沈旭瞧了沈浪一眼,屏退婢仆,想了会儿才说道:“你境界太低,不明白修行界的险恶,以为出行都是好玩的么?殊不知每次历险都是九死一生,老祖能活到现在,已经是运气不俗了。”
“我这次出行,是应天蜈散人之徒绿阴散人邀请前去暨州镇压一头千年靛僵!原本一切顺利……”

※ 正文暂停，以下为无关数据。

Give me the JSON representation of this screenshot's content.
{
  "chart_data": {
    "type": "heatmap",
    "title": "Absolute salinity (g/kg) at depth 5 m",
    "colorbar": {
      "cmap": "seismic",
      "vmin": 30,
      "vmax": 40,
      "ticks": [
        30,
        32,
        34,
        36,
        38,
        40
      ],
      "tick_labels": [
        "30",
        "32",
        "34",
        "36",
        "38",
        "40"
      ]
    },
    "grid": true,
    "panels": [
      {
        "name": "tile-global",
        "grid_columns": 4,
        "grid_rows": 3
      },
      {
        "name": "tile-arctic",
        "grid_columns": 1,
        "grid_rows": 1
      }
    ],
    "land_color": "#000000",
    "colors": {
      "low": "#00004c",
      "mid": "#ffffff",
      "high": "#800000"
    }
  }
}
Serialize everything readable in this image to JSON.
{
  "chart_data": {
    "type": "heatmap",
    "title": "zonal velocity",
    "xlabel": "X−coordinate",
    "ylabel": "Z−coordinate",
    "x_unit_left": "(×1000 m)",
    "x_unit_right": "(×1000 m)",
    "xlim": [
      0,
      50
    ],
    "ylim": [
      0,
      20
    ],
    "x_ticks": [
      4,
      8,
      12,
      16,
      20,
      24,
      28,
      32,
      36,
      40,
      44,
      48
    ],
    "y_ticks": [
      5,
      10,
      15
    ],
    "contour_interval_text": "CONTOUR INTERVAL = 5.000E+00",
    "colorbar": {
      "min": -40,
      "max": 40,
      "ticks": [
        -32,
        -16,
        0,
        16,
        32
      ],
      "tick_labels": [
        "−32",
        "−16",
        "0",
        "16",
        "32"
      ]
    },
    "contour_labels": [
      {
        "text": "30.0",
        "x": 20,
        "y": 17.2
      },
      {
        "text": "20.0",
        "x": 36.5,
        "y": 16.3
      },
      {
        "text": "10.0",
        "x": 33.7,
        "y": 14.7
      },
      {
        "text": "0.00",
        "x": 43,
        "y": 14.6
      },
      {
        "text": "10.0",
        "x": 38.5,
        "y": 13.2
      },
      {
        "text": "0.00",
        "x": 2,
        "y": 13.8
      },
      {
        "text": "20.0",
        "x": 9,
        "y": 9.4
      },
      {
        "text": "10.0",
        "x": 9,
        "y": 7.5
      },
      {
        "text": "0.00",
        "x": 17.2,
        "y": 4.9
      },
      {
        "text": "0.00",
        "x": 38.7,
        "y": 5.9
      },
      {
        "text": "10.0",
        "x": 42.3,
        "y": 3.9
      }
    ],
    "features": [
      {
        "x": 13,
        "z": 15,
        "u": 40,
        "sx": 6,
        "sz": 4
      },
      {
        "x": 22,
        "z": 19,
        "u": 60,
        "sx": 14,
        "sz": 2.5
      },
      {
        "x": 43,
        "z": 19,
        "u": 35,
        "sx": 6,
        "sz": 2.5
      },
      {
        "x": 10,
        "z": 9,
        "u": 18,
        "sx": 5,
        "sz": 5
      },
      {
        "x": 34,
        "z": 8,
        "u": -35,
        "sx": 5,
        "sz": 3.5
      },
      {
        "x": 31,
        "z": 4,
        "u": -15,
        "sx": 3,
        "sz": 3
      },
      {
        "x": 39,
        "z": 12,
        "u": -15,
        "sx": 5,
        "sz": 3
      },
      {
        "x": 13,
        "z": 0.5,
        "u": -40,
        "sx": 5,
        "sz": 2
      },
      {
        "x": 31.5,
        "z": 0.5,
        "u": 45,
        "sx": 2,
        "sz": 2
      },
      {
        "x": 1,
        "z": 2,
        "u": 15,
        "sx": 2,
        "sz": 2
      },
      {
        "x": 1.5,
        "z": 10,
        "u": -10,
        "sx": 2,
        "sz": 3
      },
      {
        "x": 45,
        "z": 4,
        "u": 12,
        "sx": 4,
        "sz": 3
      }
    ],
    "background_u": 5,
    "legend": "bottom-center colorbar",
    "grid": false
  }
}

沈旭娓娓道来,略带吹嘘了自己一番,把群修斗游尸的过程添油加醋讲了一遍,听得沈浪两眼放光,一脸向往。
“老祖宗此番涉险可谓波澜壮阔,没想到连太虚宫都牵扯进来!”沈浪一脸濡慕道:“真想见识一番那个‘碧水长流,青衫不改’的宗长青呢!”
“此事你少往外乱说,据蜼元道人的意思,这位宗长青道长恐怕是太虚宫秘传弟子之一,将来是要争那浮生行走,甚至掌教至尊的大人物,你若以讹传讹,恶了人家,怪罪下来,老祖我也担待不起。”沈旭道人郑重道。
“那可了不得啊!孙儿晓得!”沈浪连连点头,心中自家老祖的形象更加伟岸,随即他话头一转,似是邀夸道:“老祖这趟远门,咱们庆京也发生了不少趣事呢。”【@*爱奇文学om&…更好更新更快】
“哦,说来听听?”沈旭顺着话题随
口道。
要说沈浪早年放纵市井,倒也有个好处,那就是在玉衡城人脉广博,消息灵通,这才是他在城内声望直追乃祖的最大原因。
只不过那些讯息大部分都是狗屁倒灶的俗事,入不得沈旭居士之耳。